Week of the Super Slushy

For those of you concerned that we have all been wasting away in the absence of Chef Rocket — who was off station for one whole week taking some well-deserved time out – fear not!

All slushies on the roster rose to the challenge and took over cooking the days meals, and the high standards of food and variety set by Rocket were admirably maintained. Those that weren’t on slushy roster but could find some spare time came and slushied for the slushy, so we had someone else to clean up our mess, which was greatly appreciated.

It’s given us all a much better understanding of the thought and time that Rocket puts into preparing our meals every day. We're all very happy to have him back and, naturally, a report of his adventures around the island will be here next week.

(Apologies — we were too busy for food photos!)


I was searching the Macca network for something and instead found these photos of the first tourist visit to Macquarie Island in 1968. So, of course, I had to go and find the corresponding station log and see how it all went down.

Monday 26/2/68

Spoke to the Magga Dan this afternoon… a party of 23 plus officers and crew hope to land, and express interest in the wildlife here.

Wednesday 28/2/68

The Magga Dan was spotted near the horizon at 4:53pm. As there was a strong wind blowing, some surf in Buckles Bay and light conditions failing, it was decided not to attempt landing today. However at daybreak, around 4:00am on Thursday, attempts will be made to land the tourists if weather permits.
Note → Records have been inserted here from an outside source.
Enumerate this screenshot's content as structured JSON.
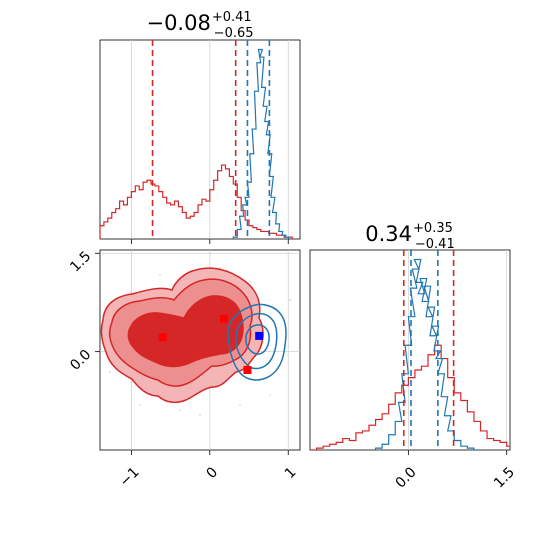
{
  "chart_data": {
    "type": "corner",
    "colors": {
      "red": "#d62728",
      "blue": "#1f77b4",
      "red_fill": "#ef9a9a"
    },
    "panels": [
      {
        "id": "hist-x",
        "type": "histogram",
        "title": {
          "value": "−0.08",
          "sup": "+0.41",
          "sub": "−0.65"
        },
        "xlim": [
          -1.4,
          1.15
        ],
        "grid": true,
        "red_quantiles": [
          -0.73,
          0.33
        ],
        "blue_quantiles": [
          0.48,
          0.76
        ],
        "red_hist": [
          [
            -1.4,
            0.07
          ],
          [
            -1.35,
            0.09
          ],
          [
            -1.3,
            0.11
          ],
          [
            -1.25,
            0.14
          ],
          [
            -1.2,
            0.16
          ],
          [
            -1.15,
            0.2
          ],
          [
            -1.1,
            0.18
          ],
          [
            -1.05,
            0.22
          ],
          [
            -1.0,
            0.25
          ],
          [
            -0.95,
            0.28
          ],
          [
            -0.9,
            0.26
          ],
          [
            -0.85,
            0.3
          ],
          [
            -0.8,
            0.31
          ],
          [
            -0.75,
            0.29
          ],
          [
            -0.7,
            0.28
          ],
          [
            -0.65,
            0.25
          ],
          [
            -0.6,
            0.22
          ],
          [
            -0.55,
            0.19
          ],
          [
            -0.5,
            0.18
          ],
          [
            -0.45,
            0.2
          ],
          [
            -0.4,
            0.17
          ],
          [
            -0.35,
            0.14
          ],
          [
            -0.3,
            0.11
          ],
          [
            -0.25,
            0.12
          ],
          [
            -0.2,
            0.14
          ],
          [
            -0.15,
            0.18
          ],
          [
            -0.1,
            0.21
          ],
          [
            -0.05,
            0.2
          ],
          [
            0.0,
            0.26
          ],
          [
            0.05,
            0.31
          ],
          [
            0.1,
            0.36
          ],
          [
            0.15,
            0.39
          ],
          [
            0.2,
            0.37
          ],
          [
            0.25,
            0.33
          ],
          [
            0.3,
            0.29
          ],
          [
            0.35,
            0.22
          ],
          [
            0.4,
            0.15
          ],
          [
            0.45,
            0.1
          ],
          [
            0.5,
            0.07
          ],
          [
            0.55,
            0.06
          ],
          [
            0.6,
            0.05
          ],
          [
            0.65,
            0.04
          ],
          [
            0.7,
            0.04
          ],
          [
            0.75,
            0.03
          ],
          [
            0.8,
            0.03
          ],
          [
            0.85,
            0.02
          ],
          [
            0.9,
            0.02
          ],
          [
            0.95,
            0.01
          ],
          [
            1.0,
            0.01
          ],
          [
            1.05,
            0.0
          ]
        ],
        "blue_hist": [
          [
            0.3,
            0.01
          ],
          [
            0.35,
            0.05
          ],
          [
            0.38,
            0.12
          ],
          [
            0.42,
            0.18
          ],
          [
            0.45,
            0.22
          ],
          [
            0.48,
            0.3
          ],
          [
            0.51,
            0.45
          ],
          [
            0.54,
            0.58
          ],
          [
            0.57,
            0.78
          ],
          [
            0.6,
            0.93
          ],
          [
            0.62,
            1.0
          ],
          [
            0.64,
            0.96
          ],
          [
            0.66,
            0.8
          ],
          [
            0.68,
            0.7
          ],
          [
            0.7,
            0.62
          ],
          [
            0.72,
            0.55
          ],
          [
            0.74,
            0.45
          ],
          [
            0.76,
            0.33
          ],
          [
            0.78,
            0.22
          ],
          [
            0.8,
            0.14
          ],
          [
            0.84,
            0.08
          ],
          [
            0.88,
            0.04
          ],
          [
            0.92,
            0.02
          ],
          [
            0.96,
            0.01
          ],
          [
            1.0,
            0.0
          ]
        ]
      },
      {
        "id": "scatter-xy",
        "type": "contour",
        "xlim": [
          -1.4,
          1.15
        ],
        "ylim": [
          -1.5,
          1.55
        ],
        "xticks": [
          -1,
          0,
          1
        ],
        "yticks": [
          0.0,
          1.5
        ],
        "grid": true,
        "red_markers": [
          [
            -0.6,
            0.22
          ],
          [
            0.18,
            0.5
          ],
          [
            0.48,
            -0.28
          ]
        ],
        "blue_markers": [
          [
            0.63,
            0.24
          ]
        ]
      },
      {
        "id": "hist-y",
        "type": "histogram",
        "title": {
          "value": "0.34",
          "sup": "+0.35",
          "sub": "−0.41"
        },
        "xlim": [
          -1.5,
          1.55
        ],
        "xticks": [
          0.0,
          1.5
        ],
        "grid": true,
        "red_quantiles": [
          -0.07,
          0.69
        ],
        "blue_quantiles": [
          0.04,
          0.45
        ],
        "red_hist": [
          [
            -1.5,
            0.0
          ],
          [
            -1.4,
            0.01
          ],
          [
            -1.3,
            0.02
          ],
          [
            -1.2,
            0.03
          ],
          [
            -1.1,
            0.04
          ],
          [
            -1.0,
            0.06
          ],
          [
            -0.9,
            0.05
          ],
          [
            -0.8,
            0.09
          ],
          [
            -0.7,
            0.1
          ],
          [
            -0.6,
            0.13
          ],
          [
            -0.5,
            0.16
          ],
          [
            -0.4,
            0.19
          ],
          [
            -0.3,
            0.24
          ],
          [
            -0.2,
            0.3
          ],
          [
            -0.1,
            0.34
          ],
          [
            0.0,
            0.38
          ],
          [
            0.1,
            0.42
          ],
          [
            0.2,
            0.44
          ],
          [
            0.3,
            0.5
          ],
          [
            0.4,
            0.55
          ],
          [
            0.5,
            0.48
          ],
          [
            0.6,
            0.38
          ],
          [
            0.7,
            0.3
          ],
          [
            0.8,
            0.26
          ],
          [
            0.9,
            0.2
          ],
          [
            1.0,
            0.15
          ],
          [
            1.1,
            0.1
          ],
          [
            1.2,
            0.06
          ],
          [
            1.3,
            0.05
          ],
          [
            1.4,
            0.04
          ],
          [
            1.5,
            0.02
          ]
        ],
        "blue_hist": [
          [
            -0.5,
            0.01
          ],
          [
            -0.4,
            0.03
          ],
          [
            -0.3,
            0.08
          ],
          [
            -0.2,
            0.15
          ],
          [
            -0.15,
            0.25
          ],
          [
            -0.1,
            0.4
          ],
          [
            -0.05,
            0.55
          ],
          [
            0.0,
            0.7
          ],
          [
            0.03,
            0.85
          ],
          [
            0.06,
            0.95
          ],
          [
            0.09,
            1.0
          ],
          [
            0.12,
            0.88
          ],
          [
            0.15,
            0.82
          ],
          [
            0.18,
            0.9
          ],
          [
            0.21,
            0.78
          ],
          [
            0.24,
            0.86
          ],
          [
            0.27,
            0.7
          ],
          [
            0.3,
            0.75
          ],
          [
            0.33,
            0.6
          ],
          [
            0.36,
            0.65
          ],
          [
            0.39,
            0.52
          ],
          [
            0.42,
            0.48
          ],
          [
            0.45,
            0.4
          ],
          [
            0.5,
            0.28
          ],
          [
            0.55,
            0.18
          ],
          [
            0.6,
            0.1
          ],
          [
            0.7,
            0.05
          ],
          [
            0.8,
            0.02
          ],
          [
            0.9,
            0.01
          ],
          [
            1.0,
            0.0
          ]
        ]
      }
    ]
  }
}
Morale around the camp certainly boosted by the sighting and anticipated landing of Magga Dan and tourists.

Thursday 29/2/68 

The first boat carrying 15 passengers came ashore at 5:00am. The boat got stuck aground and Wally Goodall had to use the bulldozer to free it. The following two boatloads went smoothly.

The tourists were taken to the mess where they were offered tea or coffee and had a chance to change into dry footwear. They then set off on a walk to Nuggets. Walkers returned to mess between 10:00am and 11:00am, had soup and packed lunches. A general social was held between 1:00pm and 2:00pm. Conversation and atmosphere were good. First boat load of passengers back to ship at 2:30pm.

These days tourism is almost always by cruise ship and is run through Tasmanian Parks and Wildlife, who have a quota as to the number of ships and passengers permitted: currently this is limited to 12 ships with a total of 1000 shore visitors per financial year. Visitors these days have the option of visiting station and surrounds, Sandy Bay and a cruise past Lusitania Bay. We're expecting to host our first ship visit sometime in November, however all landings are weather dependent so some tourists come all this way but never make it on to the island!

Curiosity also made me check the home of the modern tourist and, yes, we have 9 reviews on Trip Advisor, all ‘excellent'. 

No wonder we feel very special to be able to live here for a full year.